Terry Cobo: It’s a really interesting dichotomy, right Jacob? There’s not a lot that promotes health there in that sick ZIP code, either. There’s not many sidewalks or clinics. And nearby in that healthier ZIP code, the 73131, it’s more of a planned communities. That means more parks and sidewalks, but also more places to get healthy food.
McCleland: In that sicker neighborhood, are there places to get healthy food nearby?
Terry Cobo: Well, Jacob, that’s the thing. I could only find one grocery store, and that was on the southernmost edge of the ZIP code. We didn’t even find that many convenience stores. And only 20 percent of the people live within a one mile walk to a supermarket. But we did see a pickup truck and trailer with a person selling watermelons and cantaloupes. But that’s seasonal, of course.
McCleland: What are some of the strategies to help improve health in Oklahoma City’s less healthy neighborhood?
Terry Cobo: Well, education is a big part of it.
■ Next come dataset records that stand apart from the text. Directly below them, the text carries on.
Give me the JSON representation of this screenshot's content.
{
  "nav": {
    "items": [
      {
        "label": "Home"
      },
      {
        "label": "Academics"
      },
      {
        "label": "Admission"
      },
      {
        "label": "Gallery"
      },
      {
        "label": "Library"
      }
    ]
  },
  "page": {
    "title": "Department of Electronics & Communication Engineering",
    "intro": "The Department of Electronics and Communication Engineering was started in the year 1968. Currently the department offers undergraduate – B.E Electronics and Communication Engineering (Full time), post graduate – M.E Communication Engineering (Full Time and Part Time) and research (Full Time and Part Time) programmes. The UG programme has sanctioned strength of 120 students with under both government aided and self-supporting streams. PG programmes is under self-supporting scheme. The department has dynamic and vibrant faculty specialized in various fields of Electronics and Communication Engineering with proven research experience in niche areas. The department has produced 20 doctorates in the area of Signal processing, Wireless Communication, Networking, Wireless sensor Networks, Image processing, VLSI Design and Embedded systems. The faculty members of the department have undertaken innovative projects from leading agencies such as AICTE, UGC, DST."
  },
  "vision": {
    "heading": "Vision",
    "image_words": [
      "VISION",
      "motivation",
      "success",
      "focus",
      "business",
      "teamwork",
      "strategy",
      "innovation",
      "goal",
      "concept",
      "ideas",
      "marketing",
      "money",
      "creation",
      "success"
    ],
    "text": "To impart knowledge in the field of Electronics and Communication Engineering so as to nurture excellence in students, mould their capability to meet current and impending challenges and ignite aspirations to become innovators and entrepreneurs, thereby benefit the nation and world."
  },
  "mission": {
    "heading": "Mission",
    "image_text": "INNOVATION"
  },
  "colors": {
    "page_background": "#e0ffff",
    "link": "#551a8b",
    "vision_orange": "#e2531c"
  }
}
So now the Oklahoma City-County Health Department knows which people need the most help, they will partner with non-profit groups to hire community health workers. Those workers will meet with people who use emergency department in the place of a family physician, for example, and they will teach them about community clinics. Those workers can also provide education on how to buy and how to cook healthy food.
McCleland: Sarah, I want to talk for a little while about another article that you wrote in your paper this week. Oklahoma City earned a certification from SolSmart for the city’s solar development. But Oklahoma City really doesn’t produce a whole lot of solar power. Why did the city earn this certification?
Terry Cobo: They got this designation in part for streamlining building permit process for solar panel permits. There weren’t many barriers preventing people from installing roof-top solar, as far as the building codes are concerned. So they basically just made it easier for people to find out how. That’s part of the SolSmart designation is for cities to make it easier to add panels, and say “we’re open for solar business.”
McCleland: What are the benefits of attaining this bronze certification?
Terry Cobo: The designation is fairly symbolic, but those in the renewable energy community say it’s an important step to continuing the conversation. Really they want to normalize solar as an important resource.
McCleland: Oklahoma has a lot of potential to produce a lot of solar power, but it really isn’t happening. What’s holding Oklahoma back?
Terry Cobo: The biggest thing really is low electricity prices. We have some of the lowest electricity rates in the nation. There is also high costs to add a solar system once a home or business has been built, which means there is a really long payback time. That’ in the range of like 15 to 25 years.
McCleland: How do Oklahoma regulations play into this mix?
Terr Cobo: It’s complicated, but in part if you produce more solar energy than you use in your home or business, you’re basically donating it to the utility. They don’t have to pay you for any excess electricity that you produce. Some in the solar industry have tried unsuccessfully thus far to change those rules.